The 13-storey Class A office building constructed in 1987 — located kitty-corner from Roy Thompson Hall and just one block away from the Metro Toronto Convention Centre — was formerly owned by Toronto-based H&R REIT (TSX: HR.UN), which has made various development proposals over the years.
In 2019, a rezoning application was submitted for a 60-storey mixed-use tower consisting of 47 storeys of residential space above 13 storeys of office space. A site plan control application was submitted the following year, for 52 storeys of residential space above 13 storeys of office space. Most recently, in 2024, an application was submitted for a 65-storey residential tower with 861 units and retail space on the ground floor.
Last summer, H&R REIT announced that it had received “unsolicited expressions of interest” and formed a special committee to explore a potential sale of the REIT. However, no sale was ultimately completed, with the REIT saying it received offers for certain assets, but not the REIT as a whole.
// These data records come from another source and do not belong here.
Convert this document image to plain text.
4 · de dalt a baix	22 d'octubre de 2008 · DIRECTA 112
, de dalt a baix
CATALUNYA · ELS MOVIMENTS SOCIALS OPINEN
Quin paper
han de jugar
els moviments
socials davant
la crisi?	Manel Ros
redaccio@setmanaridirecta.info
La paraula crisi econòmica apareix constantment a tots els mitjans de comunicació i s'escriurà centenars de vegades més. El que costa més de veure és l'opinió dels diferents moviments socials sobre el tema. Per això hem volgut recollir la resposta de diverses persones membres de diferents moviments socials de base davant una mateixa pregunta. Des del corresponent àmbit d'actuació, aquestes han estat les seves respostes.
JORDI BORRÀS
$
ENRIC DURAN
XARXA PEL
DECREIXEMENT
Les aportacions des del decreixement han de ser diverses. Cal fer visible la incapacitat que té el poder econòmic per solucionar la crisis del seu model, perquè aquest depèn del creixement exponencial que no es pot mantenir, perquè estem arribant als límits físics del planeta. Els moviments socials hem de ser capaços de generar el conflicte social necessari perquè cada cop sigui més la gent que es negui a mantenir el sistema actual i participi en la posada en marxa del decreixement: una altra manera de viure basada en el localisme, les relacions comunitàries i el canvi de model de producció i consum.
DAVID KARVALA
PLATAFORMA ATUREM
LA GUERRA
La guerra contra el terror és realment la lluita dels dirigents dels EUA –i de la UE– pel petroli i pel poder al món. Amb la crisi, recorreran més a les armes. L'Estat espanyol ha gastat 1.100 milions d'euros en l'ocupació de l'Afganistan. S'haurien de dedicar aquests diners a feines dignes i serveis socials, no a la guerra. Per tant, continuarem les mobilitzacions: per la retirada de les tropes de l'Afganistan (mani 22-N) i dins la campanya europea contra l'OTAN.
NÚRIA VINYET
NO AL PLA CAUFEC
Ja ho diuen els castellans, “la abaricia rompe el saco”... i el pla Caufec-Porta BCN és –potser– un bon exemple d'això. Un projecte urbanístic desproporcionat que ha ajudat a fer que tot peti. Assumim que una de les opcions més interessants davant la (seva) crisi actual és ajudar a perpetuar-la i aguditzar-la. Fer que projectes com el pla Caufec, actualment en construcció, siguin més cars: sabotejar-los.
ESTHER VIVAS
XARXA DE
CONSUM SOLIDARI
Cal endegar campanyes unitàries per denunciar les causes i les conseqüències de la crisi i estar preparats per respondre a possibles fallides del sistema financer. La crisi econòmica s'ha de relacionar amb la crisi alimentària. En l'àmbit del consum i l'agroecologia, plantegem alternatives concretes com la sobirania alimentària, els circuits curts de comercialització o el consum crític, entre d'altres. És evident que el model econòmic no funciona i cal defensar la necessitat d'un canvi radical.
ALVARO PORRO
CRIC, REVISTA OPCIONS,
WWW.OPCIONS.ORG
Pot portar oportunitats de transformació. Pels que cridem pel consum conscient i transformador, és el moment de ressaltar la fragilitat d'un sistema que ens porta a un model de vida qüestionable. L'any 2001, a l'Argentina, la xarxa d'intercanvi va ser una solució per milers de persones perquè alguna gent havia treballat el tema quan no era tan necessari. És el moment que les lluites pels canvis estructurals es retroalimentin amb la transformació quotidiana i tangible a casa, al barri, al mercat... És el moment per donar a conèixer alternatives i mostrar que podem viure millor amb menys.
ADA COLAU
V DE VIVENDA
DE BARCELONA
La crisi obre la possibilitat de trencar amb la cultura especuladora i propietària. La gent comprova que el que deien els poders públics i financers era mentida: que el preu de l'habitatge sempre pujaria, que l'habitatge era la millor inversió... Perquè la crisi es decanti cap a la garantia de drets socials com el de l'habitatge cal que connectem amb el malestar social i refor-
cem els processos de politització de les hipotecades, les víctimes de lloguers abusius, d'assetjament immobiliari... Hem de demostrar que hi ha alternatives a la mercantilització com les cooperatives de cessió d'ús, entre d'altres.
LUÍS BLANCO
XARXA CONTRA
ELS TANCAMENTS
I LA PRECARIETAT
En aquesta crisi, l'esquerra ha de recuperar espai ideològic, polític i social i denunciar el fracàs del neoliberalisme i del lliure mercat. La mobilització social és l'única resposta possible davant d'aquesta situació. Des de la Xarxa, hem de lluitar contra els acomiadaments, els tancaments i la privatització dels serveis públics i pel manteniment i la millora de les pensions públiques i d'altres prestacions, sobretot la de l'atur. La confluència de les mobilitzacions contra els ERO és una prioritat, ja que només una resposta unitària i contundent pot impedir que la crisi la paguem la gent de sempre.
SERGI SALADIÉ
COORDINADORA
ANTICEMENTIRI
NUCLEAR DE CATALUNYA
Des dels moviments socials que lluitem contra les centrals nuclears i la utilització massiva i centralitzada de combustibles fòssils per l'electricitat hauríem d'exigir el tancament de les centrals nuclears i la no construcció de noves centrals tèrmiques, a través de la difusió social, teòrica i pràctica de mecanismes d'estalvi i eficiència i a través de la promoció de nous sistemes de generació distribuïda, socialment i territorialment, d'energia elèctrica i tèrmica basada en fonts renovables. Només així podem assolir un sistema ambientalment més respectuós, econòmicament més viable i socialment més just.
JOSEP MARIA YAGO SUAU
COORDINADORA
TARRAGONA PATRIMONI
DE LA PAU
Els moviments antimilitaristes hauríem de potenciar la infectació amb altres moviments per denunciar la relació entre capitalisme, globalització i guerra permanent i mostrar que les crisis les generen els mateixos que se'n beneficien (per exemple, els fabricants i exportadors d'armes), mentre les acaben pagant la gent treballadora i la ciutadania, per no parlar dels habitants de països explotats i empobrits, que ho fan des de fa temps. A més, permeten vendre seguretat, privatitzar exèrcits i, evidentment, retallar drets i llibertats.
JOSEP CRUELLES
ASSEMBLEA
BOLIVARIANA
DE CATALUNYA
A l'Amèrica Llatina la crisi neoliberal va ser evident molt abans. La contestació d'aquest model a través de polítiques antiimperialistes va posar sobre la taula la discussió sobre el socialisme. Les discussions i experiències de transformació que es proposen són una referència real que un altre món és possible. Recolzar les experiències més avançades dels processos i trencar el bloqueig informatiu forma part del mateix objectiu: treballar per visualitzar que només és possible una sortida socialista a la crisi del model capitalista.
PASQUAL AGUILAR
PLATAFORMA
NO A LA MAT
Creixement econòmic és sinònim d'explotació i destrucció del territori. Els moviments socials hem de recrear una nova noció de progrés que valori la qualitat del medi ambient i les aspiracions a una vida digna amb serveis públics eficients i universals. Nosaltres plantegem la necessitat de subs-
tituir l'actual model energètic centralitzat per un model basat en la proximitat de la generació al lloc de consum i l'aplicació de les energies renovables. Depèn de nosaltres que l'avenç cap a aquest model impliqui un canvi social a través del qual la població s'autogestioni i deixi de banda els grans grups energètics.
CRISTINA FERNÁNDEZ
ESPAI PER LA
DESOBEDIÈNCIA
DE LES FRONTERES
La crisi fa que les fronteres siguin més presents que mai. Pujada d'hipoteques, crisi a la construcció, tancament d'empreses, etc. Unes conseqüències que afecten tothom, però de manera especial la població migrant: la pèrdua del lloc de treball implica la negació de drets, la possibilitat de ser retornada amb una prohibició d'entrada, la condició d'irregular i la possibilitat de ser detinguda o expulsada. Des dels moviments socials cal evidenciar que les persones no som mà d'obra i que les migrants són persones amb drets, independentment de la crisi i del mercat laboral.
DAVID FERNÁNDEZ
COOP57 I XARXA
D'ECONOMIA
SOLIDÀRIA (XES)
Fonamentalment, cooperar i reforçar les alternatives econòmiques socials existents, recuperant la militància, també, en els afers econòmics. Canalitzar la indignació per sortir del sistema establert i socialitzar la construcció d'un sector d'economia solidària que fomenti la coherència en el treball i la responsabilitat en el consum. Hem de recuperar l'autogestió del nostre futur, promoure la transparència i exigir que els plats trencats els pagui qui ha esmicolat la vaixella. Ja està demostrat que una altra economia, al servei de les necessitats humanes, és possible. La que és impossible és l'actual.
H&R REIT also said it would sell approximately $2.6 billion in assets, and a few weeks later announced binding agreements for $1.5 billion in sales of office and retail assets. One of those assets was 145 Wellington Street West, which was held under 145 Wellington Portfolio Inc.
Toronto-based real estate investment firm Crestpoint announced in late-January that they had acquired 145 Wellington Street West on behalf of their closed-end Crestpoint Opportunistic Real Estate Strategy fund.
Neither H&R REIT nor Crestpoint have disclosed the sale price, but STOREYS has learned that the price was $50,800,000. According to H&R REIT financial reports, 145 Wellington has 160,098 sq. ft of space, so the price translates to around $317 per sq. ft. Those financial reports also note that the building had an occupancy rate of 88.2% as of December 31, 2025.
It is unclear whether Crestpoint plans to carry out the redevelopment plan that H&R REIT previously proposed, but the project website remains online. STOREYS reached out to Crestpoint in early February, but has not received a response.

Crestpoint also acquired the office building located at Markham's 88 McNabb Street from H&R REIT, but the price is unknown.
H&R REIT said in its 2025 annual report, published this month, that $1.1 billion of the previously announced $1.5 billion in sales was completed in January, and that it had entered into a contract to manage the two office buildings and 23 retail properties it had sold.
“Net proceeds of approximately $727.3 million generated from the sales of assets in January 2026 has been used to repay corporate debt in January 2026,” said the REIT. “The additional net proceeds from the remaining assets under contract to be sold will also be used to repay corporate debt. Additionally, the REIT intends to apply to the TSX for approval to commence a normal course issuer bid and may use up to $200.0 million of the newly created debt capacity, over time, to repurchase Units pursuant to any such NCIB.”
Following the above sales, H&R REIT says the proportion of its portfolio of residential and industrial assets increased to 84%, and that 68% of its portfolio is now located in the United States, with Executive Chair and CEO Tom Hofstedter saying that the goal is to “reposition H&R to be a more simplified growth and income-oriented REIT focused on residential and industrial properties.”
Further, in mid-January, Executive Vice President of Development & Construction Matt Kingston departed H&R REIT.